ResearchBench: Benchmarking LLMs in Scientific Discovery via Inspiration-Based Task Decomposition
Yujie Liu, Zonglin Yang, Tong Xie, Jinjie Ni, Ben Gao, Yuqiang Li, Shixiang Tang, Wanli Ouyang, Erik Cambria, Dongzhan Zhou
TL;DR
ResearchBench provides the first large-scale, cross-disciplinary benchmark for evaluating LLMs on the full scientific-discovery pipeline—inspiration retrieval, hypothesis composition, and hypothesis ranking—using 2024 papers to minimize data contamination. An automated agentic framework extracts core components (research questions, background, inspirations, hypotheses) and is validated by domain experts. Experiments across 12 disciplines show strong performance in inspiration retrieval, with more modest gains in composition and ranking, and identify inspiration retrieval as the main bottleneck for automated discovery.

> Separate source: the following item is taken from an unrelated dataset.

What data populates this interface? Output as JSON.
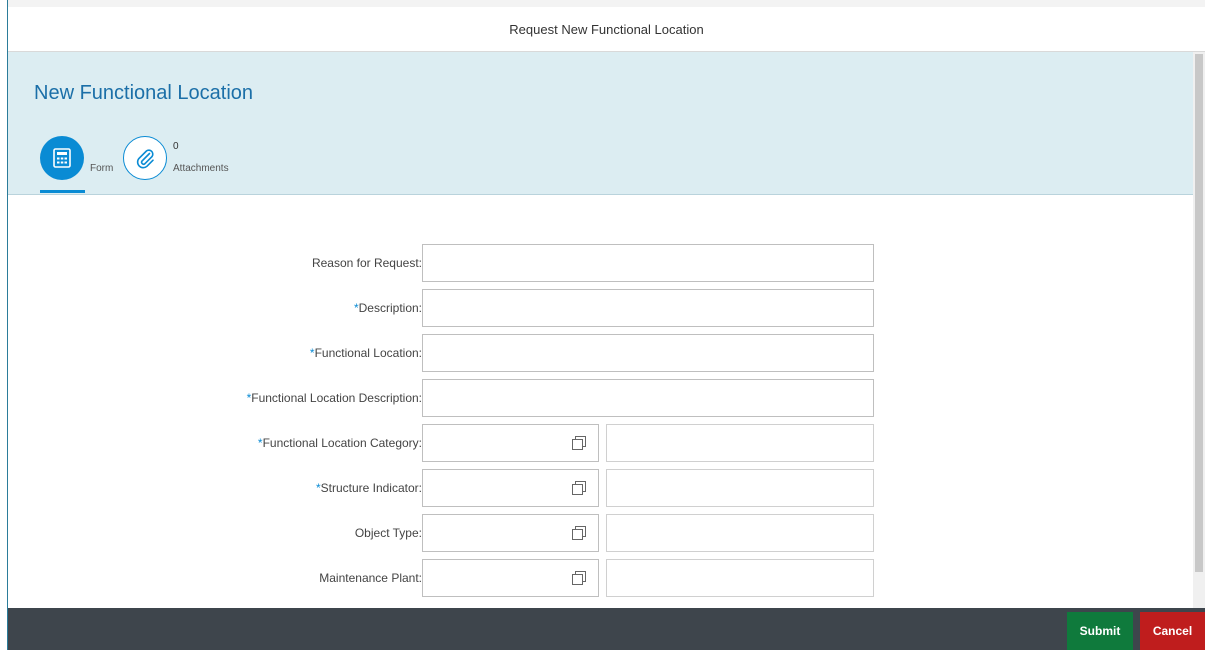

The work demonstrates the potential of LLMs as autonomous sources of novel hypotheses while outlining key challenges and directions to advance toward fully automated scientific exploration.
Abstract
Large language models (LLMs) have demonstrated potential in assisting scientific research, yet their ability to discover high-quality research hypotheses remains unexamined due to the lack of a dedicated benchmark. To address this gap, we introduce the first large-scale benchmark for evaluating LLMs with a near-sufficient set of sub-tasks of scientific discovery: inspiration retrieval, hypothesis composition, and hypothesis ranking. We develop an automated framework that extracts critical components - research questions, background surveys, inspirations, and hypotheses - from scientific papers across 12 disciplines, with expert validation confirming its accuracy. To prevent data contamination, we focus exclusively on papers published in 2024, ensuring minimal overlap with LLM pretraining data. Our evaluation reveals that LLMs perform well in retrieving inspirations, an out-of-distribution task, suggesting their ability to surface novel knowledge associations. This positions LLMs as "research hypothesis mines", capable of facilitating automated scientific discovery by generating innovative hypotheses at scale with minimal human intervention.